We provide a Lyapunov convergence analysis for time-inhomogeneous variable coefficient stochastic differential equations (SDEs). Three typical examples include overdamped, irreversible drift, and underdamped Langevin dynamics. We first formula the probability transition equation of Langevin dynamics as a modified gradient flow of the Kullback-Leibler divergence in the probability space with respect to time-dependent optimal transport metrics. This formulation contains both gradient and non-gradient directions depending on a class of time-dependent target distribution. We then select a time-dependent relative Fisher information functional as a Lyapunov functional. We develop a time-dependent Hessian matrix condition, which guarantees the convergence of the probability density function of the SDE. We verify the proposed conditions for several time-inhomogeneous Langevin dynamics. For the overdamped Langevin dynamics, we prove the $O(t^{-1/2})$ convergence in $L^1$ distance for the simulated annealing dynamics with a strongly convex potential function. For the irreversible drift Langevin dynamics, we prove an improved convergence towards the target distribution in an asymptotic regime. We also verify the convergence condition for the underdamped Langevin dynamics. Numerical examples demonstrate the convergence results for the time-dependent Langevin dynamics.

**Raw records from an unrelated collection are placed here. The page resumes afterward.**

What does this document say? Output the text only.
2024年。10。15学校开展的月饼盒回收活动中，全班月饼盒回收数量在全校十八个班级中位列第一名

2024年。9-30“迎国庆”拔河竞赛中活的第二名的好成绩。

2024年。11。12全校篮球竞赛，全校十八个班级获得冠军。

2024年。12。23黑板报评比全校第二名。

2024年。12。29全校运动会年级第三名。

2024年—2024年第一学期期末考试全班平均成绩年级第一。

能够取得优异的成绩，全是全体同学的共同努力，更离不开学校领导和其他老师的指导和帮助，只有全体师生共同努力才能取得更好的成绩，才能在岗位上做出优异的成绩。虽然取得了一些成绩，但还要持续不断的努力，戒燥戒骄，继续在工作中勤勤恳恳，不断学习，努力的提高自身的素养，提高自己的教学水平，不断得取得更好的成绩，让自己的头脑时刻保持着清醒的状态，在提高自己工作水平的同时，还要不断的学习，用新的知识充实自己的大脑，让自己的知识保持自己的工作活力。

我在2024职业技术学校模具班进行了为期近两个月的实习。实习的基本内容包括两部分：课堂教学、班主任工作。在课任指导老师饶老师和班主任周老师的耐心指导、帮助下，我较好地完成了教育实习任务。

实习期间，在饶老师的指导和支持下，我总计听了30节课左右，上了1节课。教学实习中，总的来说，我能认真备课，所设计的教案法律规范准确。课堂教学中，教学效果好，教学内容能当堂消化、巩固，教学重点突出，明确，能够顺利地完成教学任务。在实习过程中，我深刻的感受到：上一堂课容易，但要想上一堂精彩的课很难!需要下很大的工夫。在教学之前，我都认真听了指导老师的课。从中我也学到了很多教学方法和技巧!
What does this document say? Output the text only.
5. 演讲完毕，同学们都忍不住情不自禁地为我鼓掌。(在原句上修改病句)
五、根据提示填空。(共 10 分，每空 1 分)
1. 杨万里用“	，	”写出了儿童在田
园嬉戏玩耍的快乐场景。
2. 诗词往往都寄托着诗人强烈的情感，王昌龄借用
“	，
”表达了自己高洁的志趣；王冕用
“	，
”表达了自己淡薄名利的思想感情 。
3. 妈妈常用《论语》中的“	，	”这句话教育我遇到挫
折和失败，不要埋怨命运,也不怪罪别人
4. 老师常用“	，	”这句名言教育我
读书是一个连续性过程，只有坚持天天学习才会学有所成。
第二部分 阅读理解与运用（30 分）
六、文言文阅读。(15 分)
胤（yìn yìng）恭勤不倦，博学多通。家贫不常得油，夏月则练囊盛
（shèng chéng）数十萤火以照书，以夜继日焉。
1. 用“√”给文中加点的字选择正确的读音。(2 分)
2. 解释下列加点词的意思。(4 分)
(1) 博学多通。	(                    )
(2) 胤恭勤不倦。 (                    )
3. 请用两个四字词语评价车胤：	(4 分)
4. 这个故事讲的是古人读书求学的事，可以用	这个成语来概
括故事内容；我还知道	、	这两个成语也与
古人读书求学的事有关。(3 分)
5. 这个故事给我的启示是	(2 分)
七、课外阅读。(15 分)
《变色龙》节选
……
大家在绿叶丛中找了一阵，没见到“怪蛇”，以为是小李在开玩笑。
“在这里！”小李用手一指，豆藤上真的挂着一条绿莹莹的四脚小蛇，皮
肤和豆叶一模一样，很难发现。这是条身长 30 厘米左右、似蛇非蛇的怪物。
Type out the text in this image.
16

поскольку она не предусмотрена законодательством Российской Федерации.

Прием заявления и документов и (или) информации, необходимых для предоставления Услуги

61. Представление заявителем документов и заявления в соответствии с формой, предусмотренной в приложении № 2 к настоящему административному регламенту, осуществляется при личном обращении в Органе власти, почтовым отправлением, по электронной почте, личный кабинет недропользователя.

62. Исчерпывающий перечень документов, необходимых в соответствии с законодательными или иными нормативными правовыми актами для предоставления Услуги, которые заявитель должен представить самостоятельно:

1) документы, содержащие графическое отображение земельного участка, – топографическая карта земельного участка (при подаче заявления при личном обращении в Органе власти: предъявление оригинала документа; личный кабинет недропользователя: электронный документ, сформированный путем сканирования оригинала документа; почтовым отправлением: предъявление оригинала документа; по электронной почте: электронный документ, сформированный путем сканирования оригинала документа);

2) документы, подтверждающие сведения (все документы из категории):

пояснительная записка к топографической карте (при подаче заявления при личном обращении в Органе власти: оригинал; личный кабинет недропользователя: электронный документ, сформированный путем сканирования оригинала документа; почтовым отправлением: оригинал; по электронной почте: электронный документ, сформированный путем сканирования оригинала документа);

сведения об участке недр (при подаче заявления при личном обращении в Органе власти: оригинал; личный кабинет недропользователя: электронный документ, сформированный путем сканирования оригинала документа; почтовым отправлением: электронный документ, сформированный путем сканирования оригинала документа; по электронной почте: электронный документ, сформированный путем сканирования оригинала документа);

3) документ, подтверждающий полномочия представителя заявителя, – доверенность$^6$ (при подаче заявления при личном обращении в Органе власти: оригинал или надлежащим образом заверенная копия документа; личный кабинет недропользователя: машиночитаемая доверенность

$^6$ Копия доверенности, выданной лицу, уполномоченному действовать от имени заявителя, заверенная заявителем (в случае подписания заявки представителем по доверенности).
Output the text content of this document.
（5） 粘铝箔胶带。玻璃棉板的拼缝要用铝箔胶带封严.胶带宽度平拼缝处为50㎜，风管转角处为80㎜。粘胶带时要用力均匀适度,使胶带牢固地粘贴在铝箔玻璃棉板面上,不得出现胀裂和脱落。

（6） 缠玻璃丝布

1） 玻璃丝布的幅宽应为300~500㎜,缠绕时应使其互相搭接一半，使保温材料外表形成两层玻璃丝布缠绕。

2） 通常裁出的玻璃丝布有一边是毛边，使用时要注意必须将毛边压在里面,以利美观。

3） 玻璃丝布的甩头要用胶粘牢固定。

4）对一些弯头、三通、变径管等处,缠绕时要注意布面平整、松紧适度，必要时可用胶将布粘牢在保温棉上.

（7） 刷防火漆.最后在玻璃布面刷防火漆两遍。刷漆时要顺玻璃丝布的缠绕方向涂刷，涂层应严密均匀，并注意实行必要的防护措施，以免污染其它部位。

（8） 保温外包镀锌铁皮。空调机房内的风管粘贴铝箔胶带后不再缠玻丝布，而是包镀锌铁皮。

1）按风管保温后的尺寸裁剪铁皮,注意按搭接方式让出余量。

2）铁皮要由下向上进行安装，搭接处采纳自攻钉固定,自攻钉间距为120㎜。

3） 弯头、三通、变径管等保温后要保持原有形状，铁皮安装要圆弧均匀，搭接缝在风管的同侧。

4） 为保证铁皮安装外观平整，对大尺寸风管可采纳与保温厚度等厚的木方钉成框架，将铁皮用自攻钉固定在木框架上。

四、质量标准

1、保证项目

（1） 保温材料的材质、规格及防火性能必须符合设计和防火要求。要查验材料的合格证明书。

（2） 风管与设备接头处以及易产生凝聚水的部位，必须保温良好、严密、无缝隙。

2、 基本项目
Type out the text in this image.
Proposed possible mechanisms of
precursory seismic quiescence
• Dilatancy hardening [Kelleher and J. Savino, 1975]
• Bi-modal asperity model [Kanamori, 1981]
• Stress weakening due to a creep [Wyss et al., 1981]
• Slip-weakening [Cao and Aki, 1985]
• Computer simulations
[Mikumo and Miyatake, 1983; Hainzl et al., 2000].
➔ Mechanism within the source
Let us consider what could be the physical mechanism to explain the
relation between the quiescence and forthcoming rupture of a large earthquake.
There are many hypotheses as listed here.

翻译：本文针对时间非齐次变系数随机微分方程（SDEs）提供了Lyapunov收敛性分析。三个典型例子包括过阻尼、不可逆漂移和欠阻尼Langevin动力学。我们首先将Langevin动力学的概率转移方程表述为概率空间中关于时间依赖最优传输度量的Kullback-Leibler散度的修正梯度流。这种表述包含依赖于一类时间依赖目标分布的梯度方向和非梯度方向。接着，我们选择时间依赖的相对Fisher信息泛函作为Lyapunov泛函。我们发展了一个时间依赖的Hessian矩阵条件，该条件保证了SDE概率密度函数的收敛性。我们验证了若干时间非齐次Langevin动力学的提出条件。对于过阻尼Langevin动力学，我们证明了具有强凸势函数的模拟退火动力学在$L^1$距离下的$O(t^{-1/2})$收敛性。对于不可逆漂移Langevin动力学，我们证明了在渐近区域中向目标分布的改进收敛性。我们还验证了欠阻尼Langevin动力学的收敛条件。数值算例展示了时间依赖Langevin动力学的收敛结果。